On peut jouer les notes d'un Raga, si celui-ci ne comporte pas des Shrutis (notes qui bougent). Mais on ne peut pas jouer le Raga parce que le piano ne permet pas les glissandos.
Si on veut jouer les Ragas avec un instrument occidental, il vaut mieux choisir un instrument sans notes fixes comme le violon.
Un musicien habile peut également réaliser les Shrutis sur des instruments à vent, comme la flûte, par des mouvements de sa bouche.
Shivala
En 1987 Maharishi a encouragé Shivala à reprendre ses études de musique en lui disant :
"C'est pour amener la béatitude partout".
Après 15 ans d'études au conservatoire, Shivala a joué 3 ans comme contrebassiste dans un orchestre d'instruments à corde sans frettes. Leur chef d'orchestre ne leur a jamais imposé la gamme tempérée, et les laissait jouer naturellement juste.
Mais, un jour, l'orchestre a dû accompagner un piano en concert.

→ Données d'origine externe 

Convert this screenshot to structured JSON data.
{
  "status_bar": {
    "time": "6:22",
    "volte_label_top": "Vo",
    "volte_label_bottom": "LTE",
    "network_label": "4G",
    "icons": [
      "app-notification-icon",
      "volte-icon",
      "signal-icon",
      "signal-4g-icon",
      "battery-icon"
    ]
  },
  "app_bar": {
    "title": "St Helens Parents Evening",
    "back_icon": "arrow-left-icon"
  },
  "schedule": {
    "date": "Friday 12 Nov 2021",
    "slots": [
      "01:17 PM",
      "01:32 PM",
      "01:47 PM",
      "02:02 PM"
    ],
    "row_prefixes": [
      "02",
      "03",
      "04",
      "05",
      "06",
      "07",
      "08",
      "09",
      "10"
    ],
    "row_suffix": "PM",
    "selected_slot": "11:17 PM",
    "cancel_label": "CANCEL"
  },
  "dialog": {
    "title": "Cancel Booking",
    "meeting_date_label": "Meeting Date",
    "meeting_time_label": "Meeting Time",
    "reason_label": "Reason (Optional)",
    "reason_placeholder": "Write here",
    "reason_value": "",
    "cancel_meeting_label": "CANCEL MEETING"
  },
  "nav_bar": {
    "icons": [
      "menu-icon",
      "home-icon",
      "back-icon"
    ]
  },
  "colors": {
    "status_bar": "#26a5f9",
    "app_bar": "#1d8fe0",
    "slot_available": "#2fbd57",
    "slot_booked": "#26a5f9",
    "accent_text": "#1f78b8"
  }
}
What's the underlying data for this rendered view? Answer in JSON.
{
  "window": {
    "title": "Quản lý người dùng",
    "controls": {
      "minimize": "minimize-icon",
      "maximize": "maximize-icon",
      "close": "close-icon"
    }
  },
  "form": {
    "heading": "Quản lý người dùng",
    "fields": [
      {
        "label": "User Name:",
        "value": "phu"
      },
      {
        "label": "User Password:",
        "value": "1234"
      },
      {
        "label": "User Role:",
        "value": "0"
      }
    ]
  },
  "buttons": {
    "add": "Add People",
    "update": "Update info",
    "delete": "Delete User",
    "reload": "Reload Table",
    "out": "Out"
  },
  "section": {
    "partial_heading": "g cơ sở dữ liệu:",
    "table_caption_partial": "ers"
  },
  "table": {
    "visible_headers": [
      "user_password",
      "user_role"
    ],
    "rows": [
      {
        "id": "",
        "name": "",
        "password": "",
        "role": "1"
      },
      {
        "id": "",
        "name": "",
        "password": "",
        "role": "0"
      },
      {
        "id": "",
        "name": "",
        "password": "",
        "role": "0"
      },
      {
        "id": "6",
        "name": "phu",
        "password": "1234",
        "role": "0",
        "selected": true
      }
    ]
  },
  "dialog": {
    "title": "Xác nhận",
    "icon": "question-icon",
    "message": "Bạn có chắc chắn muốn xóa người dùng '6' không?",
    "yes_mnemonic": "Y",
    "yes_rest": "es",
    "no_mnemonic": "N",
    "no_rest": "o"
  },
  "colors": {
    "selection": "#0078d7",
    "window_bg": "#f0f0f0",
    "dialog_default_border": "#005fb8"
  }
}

Le chef d'orchestre leur a donné le double de répétitions en leur disant : "Il va vous falloir apprendre à jouer faux !"
Shivala découvre avec stupeur, que la gamme tempérée est fausse. Une réalité cachée dans les conservatoires et écoles de musique.
Toujours en recherche de la pureté de la musique, elle arrête la musique classique et va étudier le Gandharva Veda Maharishi à MIU (Maharishi International University) aux USA pendant 3 ans.
Ces études, bien qu'intéressantes la laissent cependant insatisfaite. "Je trouvais cette musique ennuyeuse" nous dit-elle. En effet, à cette époque le Gandharva Veda Maharishi était enseigné à l'harmonium !
C'est alors qu'un spécialiste des gammes, venu visiter l'université lui dit "Si tu veux apprendre la vraie musique indienne, tu dois aller en Inde et trouver un professeur de Dhrupad."
Aussitôt, Shivala part pour l'Inde, où elle rencontre les frères Gundecha, réputés parmi les plus grands chanteurs de Dhrupad avec qui elle étudiera pendant 19 ans.
En voyant les dégâts de la gamme tempérée sur la musique indienne et occidentale (qui n'était autrefois pas jouée en gamme tempérée) Shivala, avec son professeur de Dhrupad Ramakant Gundecha, a entrepris de sauvegarder le plus grand nombre possible de ces précieuses gammes du Dhrupad.
11 années de recherche et de travail assidu
Shivala, grâce au dévouement et au talent du programmeur norvégien Ketil Helmersberg qui a conçu un logiciel pour trouver les fractions correspondant aux notes des différents Ragas, a réussi avec son professeur de Dhrupad Ramakant Gundecha, a numériser plus de 40 Ragas.
Un deuxième logiciel pour jouer les gammes pures du Dhrupad sera bientôt disponible – en attente de sponsors...
Ce logiciel tant attendu permettra à tous les musiciens du monde de jouer et chanter les Ragas dans leur pureté et leur efficacité originelle.
Bertrand Canac
Professeur de Méditation Transcendantale et élève de Shivala
mt-alpes.fr
Shivala
"Quand la musique est juste, elle nous accorde avec les lois de la nature. Depuis plus de 150 ans, nous sommes pollués par une gamme en désaccord total avec les lois de la nature.
Le pouvoir de la musique va dans les deux sens. Elle peut nous amener vers l'illumination ou vers la perte de notre connexion avec la totalité."